И я ответил. — «С радостью сорвал бы его с тебя».
На что она ответила. — «Если бы ты был сейчас здесь…» — и далее подмигивающий смайлик.
Я стиснул в руке телефон, внутри все сжалось, выбивая воздух из моих легких. Картинка стала размытой, и я заморгал, фокусируя зрение. Красивая, сексуальная, игривая и счастливая Миа. Мне было чертовски больно смотреть на нее, но я не мог не смотреть на нее.
Как и прежде я начал пролистывать и перечитывать старые сообщения, самые первые из которых датировались двумя годами ранее, когда я только купил этот телефон. Некоторые сообщения были просто бессвязными фразами, другие — разговорами о работе, но даже они вызывали боль в моем сердце.
Самым любимым из всех был разговор, начинающийся со слов: «Доброй ночи!». Я всегда знал, этим сообщением она не говорила, что собирается спать.
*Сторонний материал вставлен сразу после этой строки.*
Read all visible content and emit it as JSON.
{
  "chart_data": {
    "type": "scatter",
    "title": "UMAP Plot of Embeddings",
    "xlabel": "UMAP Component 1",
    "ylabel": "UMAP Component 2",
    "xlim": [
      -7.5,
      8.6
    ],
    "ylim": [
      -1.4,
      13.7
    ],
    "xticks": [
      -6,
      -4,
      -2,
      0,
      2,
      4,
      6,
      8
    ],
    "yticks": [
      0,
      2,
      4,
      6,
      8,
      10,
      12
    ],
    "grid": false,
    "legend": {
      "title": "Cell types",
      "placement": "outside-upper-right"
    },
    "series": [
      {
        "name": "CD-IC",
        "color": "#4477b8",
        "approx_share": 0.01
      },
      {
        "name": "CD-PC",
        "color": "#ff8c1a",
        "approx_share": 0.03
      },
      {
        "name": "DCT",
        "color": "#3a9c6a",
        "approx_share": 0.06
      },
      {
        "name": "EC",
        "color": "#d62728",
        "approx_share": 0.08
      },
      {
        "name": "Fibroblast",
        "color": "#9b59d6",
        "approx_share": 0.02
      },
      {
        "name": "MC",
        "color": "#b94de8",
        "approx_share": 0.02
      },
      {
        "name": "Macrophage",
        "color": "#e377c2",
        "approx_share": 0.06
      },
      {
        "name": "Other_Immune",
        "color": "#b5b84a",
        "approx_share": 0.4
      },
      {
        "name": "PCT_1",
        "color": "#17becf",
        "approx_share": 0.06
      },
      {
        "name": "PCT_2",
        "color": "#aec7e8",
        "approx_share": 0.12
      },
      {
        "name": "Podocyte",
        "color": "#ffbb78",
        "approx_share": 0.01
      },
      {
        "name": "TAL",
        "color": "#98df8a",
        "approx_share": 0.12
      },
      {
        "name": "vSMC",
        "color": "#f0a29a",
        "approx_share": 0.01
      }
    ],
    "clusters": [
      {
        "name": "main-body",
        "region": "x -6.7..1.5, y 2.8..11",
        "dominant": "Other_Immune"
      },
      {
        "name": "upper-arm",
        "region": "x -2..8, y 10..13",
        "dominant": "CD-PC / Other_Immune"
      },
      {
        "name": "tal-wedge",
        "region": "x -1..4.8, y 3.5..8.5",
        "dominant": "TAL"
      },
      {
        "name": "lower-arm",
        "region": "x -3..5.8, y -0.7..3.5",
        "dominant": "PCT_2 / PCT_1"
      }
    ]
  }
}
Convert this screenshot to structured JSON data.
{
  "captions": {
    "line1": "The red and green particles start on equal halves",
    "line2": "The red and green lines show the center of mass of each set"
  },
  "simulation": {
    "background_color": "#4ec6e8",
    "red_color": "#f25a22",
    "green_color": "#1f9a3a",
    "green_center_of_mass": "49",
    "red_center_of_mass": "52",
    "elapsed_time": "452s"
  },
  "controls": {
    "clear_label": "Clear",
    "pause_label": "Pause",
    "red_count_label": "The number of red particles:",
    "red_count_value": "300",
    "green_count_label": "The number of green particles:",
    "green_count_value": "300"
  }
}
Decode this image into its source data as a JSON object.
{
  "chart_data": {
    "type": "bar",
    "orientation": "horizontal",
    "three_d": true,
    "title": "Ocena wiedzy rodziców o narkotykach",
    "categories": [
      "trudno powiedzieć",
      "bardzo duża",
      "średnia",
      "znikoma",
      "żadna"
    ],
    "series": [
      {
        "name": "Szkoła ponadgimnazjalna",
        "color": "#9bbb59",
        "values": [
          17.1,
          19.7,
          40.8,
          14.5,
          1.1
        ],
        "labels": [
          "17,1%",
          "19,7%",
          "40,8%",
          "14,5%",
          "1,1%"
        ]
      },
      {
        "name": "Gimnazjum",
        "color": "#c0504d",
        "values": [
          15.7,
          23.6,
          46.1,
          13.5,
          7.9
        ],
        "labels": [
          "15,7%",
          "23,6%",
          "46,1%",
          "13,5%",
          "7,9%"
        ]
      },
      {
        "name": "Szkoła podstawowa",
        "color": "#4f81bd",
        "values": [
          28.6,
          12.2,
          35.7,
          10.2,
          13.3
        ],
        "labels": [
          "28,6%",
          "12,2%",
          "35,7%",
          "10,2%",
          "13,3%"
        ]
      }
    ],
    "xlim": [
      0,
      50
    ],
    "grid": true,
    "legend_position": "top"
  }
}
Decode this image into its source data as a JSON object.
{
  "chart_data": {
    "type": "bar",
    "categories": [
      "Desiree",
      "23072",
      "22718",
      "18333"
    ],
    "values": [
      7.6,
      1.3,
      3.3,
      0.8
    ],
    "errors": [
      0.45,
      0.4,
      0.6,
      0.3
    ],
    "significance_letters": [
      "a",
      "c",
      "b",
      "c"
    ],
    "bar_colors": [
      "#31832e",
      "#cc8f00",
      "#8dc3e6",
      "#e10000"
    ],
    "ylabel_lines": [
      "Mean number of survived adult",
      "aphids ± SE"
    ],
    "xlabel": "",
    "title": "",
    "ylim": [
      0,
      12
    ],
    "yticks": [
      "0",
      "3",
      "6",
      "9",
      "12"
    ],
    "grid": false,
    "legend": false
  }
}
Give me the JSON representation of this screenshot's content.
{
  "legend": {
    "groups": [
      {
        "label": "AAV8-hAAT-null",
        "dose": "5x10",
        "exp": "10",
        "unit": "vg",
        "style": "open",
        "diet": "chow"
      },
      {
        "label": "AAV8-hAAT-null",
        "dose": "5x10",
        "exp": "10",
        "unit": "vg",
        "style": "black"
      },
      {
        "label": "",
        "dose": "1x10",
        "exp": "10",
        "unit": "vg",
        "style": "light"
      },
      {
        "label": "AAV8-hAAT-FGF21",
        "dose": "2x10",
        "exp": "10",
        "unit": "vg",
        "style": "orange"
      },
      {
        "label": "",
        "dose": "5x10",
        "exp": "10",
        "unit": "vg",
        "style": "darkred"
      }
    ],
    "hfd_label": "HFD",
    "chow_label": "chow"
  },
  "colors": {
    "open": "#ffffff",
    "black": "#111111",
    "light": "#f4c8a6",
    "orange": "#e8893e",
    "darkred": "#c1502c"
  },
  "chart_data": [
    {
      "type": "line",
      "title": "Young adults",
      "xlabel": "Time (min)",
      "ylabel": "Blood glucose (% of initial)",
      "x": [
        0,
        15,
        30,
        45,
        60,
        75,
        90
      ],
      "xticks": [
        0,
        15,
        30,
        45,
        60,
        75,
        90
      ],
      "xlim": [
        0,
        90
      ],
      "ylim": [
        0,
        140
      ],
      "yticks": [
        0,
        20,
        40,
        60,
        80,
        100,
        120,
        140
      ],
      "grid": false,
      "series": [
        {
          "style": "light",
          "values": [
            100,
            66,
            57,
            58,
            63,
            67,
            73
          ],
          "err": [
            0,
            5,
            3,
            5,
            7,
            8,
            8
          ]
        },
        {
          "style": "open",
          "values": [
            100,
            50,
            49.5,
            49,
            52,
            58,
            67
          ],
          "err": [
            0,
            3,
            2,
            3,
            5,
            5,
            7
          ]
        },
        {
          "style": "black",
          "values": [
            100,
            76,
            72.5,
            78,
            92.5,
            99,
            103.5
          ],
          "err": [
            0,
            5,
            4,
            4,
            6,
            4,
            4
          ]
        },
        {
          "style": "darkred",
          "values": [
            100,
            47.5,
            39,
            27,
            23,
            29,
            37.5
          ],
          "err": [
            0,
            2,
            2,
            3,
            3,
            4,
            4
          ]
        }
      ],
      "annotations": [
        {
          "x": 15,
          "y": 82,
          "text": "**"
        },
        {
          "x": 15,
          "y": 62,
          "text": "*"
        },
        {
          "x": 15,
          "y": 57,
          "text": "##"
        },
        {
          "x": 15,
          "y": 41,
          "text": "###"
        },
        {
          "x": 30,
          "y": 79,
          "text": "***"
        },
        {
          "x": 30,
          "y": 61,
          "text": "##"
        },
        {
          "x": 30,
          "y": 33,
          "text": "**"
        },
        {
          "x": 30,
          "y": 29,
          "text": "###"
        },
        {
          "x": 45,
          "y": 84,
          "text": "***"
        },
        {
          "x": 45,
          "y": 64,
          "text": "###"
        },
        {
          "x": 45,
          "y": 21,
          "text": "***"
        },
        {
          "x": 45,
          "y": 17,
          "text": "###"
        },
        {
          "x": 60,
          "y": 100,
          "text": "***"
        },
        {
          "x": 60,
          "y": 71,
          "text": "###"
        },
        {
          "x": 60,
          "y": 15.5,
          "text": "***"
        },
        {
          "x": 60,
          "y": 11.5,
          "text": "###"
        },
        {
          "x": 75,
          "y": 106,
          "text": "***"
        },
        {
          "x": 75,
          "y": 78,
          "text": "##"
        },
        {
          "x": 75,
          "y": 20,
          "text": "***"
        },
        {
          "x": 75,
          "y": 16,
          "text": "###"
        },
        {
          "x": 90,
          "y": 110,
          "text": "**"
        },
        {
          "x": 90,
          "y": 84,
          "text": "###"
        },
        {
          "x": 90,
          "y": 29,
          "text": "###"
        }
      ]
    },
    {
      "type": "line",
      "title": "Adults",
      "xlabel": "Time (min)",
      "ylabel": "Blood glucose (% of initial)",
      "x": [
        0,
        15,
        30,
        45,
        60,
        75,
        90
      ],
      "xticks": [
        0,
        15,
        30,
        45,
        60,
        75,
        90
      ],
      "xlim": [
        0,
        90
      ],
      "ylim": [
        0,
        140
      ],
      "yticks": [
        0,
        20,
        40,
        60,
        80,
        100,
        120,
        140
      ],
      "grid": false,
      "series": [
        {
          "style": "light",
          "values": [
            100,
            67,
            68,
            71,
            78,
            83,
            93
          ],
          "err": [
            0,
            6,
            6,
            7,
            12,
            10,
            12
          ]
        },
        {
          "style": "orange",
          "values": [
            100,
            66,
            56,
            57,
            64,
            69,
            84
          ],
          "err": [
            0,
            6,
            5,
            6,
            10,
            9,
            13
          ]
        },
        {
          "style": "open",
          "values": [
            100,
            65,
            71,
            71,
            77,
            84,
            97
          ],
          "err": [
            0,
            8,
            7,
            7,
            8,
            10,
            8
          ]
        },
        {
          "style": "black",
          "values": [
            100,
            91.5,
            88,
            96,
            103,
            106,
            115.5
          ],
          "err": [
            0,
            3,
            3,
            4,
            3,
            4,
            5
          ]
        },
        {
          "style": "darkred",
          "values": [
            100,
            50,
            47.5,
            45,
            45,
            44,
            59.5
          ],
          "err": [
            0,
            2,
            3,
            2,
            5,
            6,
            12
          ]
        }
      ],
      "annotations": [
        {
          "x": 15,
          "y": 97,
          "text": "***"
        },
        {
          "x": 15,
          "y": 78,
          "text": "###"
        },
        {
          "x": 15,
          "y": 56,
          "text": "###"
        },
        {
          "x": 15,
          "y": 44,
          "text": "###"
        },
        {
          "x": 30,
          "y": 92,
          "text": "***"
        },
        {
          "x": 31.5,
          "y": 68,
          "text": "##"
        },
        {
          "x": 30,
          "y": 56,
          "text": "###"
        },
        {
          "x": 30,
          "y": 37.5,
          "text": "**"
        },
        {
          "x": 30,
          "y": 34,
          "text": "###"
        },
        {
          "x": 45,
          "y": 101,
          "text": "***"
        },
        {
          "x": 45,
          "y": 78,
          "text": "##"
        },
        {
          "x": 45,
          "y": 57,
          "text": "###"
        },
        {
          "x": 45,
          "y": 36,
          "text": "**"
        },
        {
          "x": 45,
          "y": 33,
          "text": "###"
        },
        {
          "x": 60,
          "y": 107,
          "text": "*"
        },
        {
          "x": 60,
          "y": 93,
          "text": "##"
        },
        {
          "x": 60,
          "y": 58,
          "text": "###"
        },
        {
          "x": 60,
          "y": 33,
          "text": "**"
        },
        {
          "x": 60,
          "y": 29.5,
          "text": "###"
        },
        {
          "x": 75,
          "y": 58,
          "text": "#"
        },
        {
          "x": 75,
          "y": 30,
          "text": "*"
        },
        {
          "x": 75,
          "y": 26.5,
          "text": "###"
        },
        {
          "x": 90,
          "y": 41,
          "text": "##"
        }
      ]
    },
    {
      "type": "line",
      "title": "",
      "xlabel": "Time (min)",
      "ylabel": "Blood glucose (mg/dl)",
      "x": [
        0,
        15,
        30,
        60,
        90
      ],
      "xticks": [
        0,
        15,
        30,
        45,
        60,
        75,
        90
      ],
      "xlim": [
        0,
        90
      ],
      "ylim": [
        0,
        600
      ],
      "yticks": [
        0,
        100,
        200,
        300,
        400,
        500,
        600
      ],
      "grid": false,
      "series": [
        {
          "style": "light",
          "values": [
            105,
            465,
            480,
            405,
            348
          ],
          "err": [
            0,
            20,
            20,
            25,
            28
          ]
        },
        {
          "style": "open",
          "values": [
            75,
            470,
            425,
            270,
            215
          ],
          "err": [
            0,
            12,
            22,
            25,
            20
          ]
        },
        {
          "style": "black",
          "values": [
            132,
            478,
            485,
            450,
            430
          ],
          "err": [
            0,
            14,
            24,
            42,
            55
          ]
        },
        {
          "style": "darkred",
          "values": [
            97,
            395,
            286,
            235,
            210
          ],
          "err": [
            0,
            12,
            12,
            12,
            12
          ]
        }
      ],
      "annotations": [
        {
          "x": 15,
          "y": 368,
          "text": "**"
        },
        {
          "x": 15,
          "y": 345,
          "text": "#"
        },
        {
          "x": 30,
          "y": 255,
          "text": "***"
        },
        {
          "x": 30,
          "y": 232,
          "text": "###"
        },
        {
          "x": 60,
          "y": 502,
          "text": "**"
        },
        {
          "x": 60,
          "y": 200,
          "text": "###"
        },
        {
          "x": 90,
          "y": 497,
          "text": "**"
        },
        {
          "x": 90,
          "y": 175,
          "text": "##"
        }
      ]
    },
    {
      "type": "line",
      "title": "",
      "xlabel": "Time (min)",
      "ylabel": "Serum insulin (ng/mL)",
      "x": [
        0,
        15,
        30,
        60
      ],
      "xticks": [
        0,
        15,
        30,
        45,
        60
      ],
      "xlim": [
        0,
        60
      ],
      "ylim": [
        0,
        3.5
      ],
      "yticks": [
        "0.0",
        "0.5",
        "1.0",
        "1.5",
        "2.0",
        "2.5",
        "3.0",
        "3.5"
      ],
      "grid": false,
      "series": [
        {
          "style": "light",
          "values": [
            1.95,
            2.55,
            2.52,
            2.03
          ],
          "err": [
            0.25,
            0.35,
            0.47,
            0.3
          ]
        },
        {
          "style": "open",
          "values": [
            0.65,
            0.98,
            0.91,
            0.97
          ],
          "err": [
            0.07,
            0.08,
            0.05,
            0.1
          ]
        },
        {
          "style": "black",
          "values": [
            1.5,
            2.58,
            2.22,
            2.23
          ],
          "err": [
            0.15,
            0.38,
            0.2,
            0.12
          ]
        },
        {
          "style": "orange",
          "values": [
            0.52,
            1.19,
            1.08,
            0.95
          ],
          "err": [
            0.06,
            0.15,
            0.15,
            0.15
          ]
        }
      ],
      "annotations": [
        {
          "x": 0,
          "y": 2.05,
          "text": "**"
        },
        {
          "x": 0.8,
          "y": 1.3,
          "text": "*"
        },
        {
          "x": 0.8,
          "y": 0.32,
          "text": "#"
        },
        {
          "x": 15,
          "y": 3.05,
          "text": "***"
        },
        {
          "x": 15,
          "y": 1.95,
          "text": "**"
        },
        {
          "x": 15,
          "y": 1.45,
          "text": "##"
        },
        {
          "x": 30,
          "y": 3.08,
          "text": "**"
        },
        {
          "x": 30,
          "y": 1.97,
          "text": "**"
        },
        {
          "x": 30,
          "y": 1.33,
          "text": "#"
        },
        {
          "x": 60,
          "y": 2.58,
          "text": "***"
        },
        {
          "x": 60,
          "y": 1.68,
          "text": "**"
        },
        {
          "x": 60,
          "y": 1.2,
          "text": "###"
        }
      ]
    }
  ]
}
Нет, это значит, что было уже поздно, но она хотела поговорить, потому что ее что-то тревожило, или ей было одиноко, или она просто хотела знать, что я рядом.
Дыша через нос, сжав зубы, я продолжал водить пальцем по экрану, перелистывая сотни, тысячи сообщений. Ведь это единственное, что у меня от нее осталось.
Не задумываясь, я открыл окно нового сообщения и смотрел на мигающий курсор. Я проделывал это каждый день. Интересно, настанет ли когда-нибудь день, когда я осмелюсь отправить ей сообщение. И что я ей скажу? Прошло уже три недели, а я до сих пор не знал, как начать разговор. Не уверен, что сегодня будет иначе.
Я подпрыгнул, когда мой телефон неожиданно начал звонить и вибрировать. И не поверил своим глазам, когда увидел имя на экране.